= 2015 Cricket World Cup opening ceremony =

Cricket World Cup opening ceremony fireworks, Christchurch

The opening ceremonies of the 2015 Cricket World Cup took place in New Zealand and Australia on 12 February 2015, the eve of the beginning of the World Cup hosted by them after 23 years. Two ceremonies took place at the same time, one in North Hagley Park, Christchurch in New Zealand while the other in Melbourne, Australia. Thousands of fans turned up to watch the opening ceremony in both locations.
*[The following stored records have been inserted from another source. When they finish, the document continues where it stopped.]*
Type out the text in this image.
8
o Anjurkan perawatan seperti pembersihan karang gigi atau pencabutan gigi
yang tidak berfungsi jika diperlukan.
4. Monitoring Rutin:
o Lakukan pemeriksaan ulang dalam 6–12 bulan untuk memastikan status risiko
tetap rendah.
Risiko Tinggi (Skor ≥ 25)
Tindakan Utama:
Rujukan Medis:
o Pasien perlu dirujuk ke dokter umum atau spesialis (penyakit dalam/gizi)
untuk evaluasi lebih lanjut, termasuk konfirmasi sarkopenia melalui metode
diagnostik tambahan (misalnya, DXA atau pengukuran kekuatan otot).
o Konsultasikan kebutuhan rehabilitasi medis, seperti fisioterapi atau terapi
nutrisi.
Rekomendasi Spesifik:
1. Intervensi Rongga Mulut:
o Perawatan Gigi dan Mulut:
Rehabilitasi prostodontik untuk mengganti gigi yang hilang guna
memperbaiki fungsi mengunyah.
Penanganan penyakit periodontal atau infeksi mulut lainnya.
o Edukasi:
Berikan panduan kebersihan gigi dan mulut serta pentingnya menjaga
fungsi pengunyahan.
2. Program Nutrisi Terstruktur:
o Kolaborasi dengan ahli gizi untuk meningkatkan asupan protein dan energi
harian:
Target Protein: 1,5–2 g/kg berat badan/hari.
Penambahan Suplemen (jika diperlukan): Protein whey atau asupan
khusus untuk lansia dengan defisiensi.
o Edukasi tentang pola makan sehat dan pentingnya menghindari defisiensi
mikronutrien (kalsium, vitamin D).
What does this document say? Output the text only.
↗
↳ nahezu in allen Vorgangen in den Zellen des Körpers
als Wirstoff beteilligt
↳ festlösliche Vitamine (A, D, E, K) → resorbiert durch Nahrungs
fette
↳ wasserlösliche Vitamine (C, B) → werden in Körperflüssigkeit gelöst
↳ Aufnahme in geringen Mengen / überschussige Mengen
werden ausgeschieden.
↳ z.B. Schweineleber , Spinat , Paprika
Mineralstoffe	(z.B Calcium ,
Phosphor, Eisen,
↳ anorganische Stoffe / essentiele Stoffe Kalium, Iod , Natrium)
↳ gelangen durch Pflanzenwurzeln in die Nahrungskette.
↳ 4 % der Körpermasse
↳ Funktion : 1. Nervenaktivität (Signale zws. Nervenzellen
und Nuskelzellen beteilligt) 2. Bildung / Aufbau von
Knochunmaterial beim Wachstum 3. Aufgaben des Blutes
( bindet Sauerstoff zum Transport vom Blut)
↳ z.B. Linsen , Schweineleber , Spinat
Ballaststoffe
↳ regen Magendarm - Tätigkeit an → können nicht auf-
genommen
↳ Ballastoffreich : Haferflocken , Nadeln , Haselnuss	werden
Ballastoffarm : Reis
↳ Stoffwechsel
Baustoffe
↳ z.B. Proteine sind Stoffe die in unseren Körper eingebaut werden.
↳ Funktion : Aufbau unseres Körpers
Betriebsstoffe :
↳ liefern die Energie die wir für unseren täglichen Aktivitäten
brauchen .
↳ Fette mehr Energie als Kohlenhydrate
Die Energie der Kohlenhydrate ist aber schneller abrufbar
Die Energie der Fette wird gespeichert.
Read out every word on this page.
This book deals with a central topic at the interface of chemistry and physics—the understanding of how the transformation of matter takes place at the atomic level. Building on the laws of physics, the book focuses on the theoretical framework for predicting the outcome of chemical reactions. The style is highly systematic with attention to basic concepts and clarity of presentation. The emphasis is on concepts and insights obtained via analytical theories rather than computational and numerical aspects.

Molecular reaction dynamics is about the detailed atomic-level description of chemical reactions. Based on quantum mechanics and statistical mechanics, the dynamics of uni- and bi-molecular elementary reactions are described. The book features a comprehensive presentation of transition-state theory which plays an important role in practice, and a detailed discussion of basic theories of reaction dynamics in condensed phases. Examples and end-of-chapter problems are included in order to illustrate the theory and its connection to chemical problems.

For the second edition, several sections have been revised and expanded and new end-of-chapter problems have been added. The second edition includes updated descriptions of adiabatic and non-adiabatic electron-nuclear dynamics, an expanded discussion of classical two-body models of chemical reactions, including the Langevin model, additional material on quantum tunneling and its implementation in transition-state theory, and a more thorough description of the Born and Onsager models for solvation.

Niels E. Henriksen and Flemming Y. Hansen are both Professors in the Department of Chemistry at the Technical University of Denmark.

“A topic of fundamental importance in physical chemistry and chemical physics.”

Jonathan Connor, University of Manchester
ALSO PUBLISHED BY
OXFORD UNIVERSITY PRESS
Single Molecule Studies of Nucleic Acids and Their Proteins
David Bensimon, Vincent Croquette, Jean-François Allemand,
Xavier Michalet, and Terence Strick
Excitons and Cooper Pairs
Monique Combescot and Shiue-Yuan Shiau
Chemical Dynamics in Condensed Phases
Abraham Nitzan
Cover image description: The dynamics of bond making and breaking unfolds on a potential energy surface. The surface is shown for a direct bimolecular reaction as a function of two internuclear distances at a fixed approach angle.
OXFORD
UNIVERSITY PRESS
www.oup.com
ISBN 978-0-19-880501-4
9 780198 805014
It was the largest event hosted by Christchurch since the deadly 2011 Christchurch earthquake.

==Performances==

There were performances showcasing the culture of each of the participating nation at both the venues. These included the following:

===At Christchurch===
- Performance by a Maori troupe.
- Solo musical performances by popular Kiwi singer Hayley Westenra.
- Performances by popular New Zealand musical band Shapeshifter.

===At Melbourne===
- Kandyan dance performance by a Sri Lankan troupe.
- Performance by a British Bagpiper.
- An Irish River Dance performance.
- Performance by Pakistani artists of the popular anthem Jazba Junoon.

==Notable guests==

===At Christchurch===
Apart from the performing singers, some notable guests were also present in the event at Christchurch like Mayor of Christchurch Lianne Dalziel, Prime Minister of New Zealand John Key, All Blacks captain Richie McCaw, Hollywood director Peter Jackson, cricketers Lasith Malinga, Brendon McCullum, AB de Villiers and the other members of the New Zealand, Sri Lanka, South Africa and Zimbabwe cricket teams playing in the tournament. There were also some former cricketers present there, namely Chris Harris, Rod Latham, Geoff Allott, Stephen Fleming and Richard Hadlee.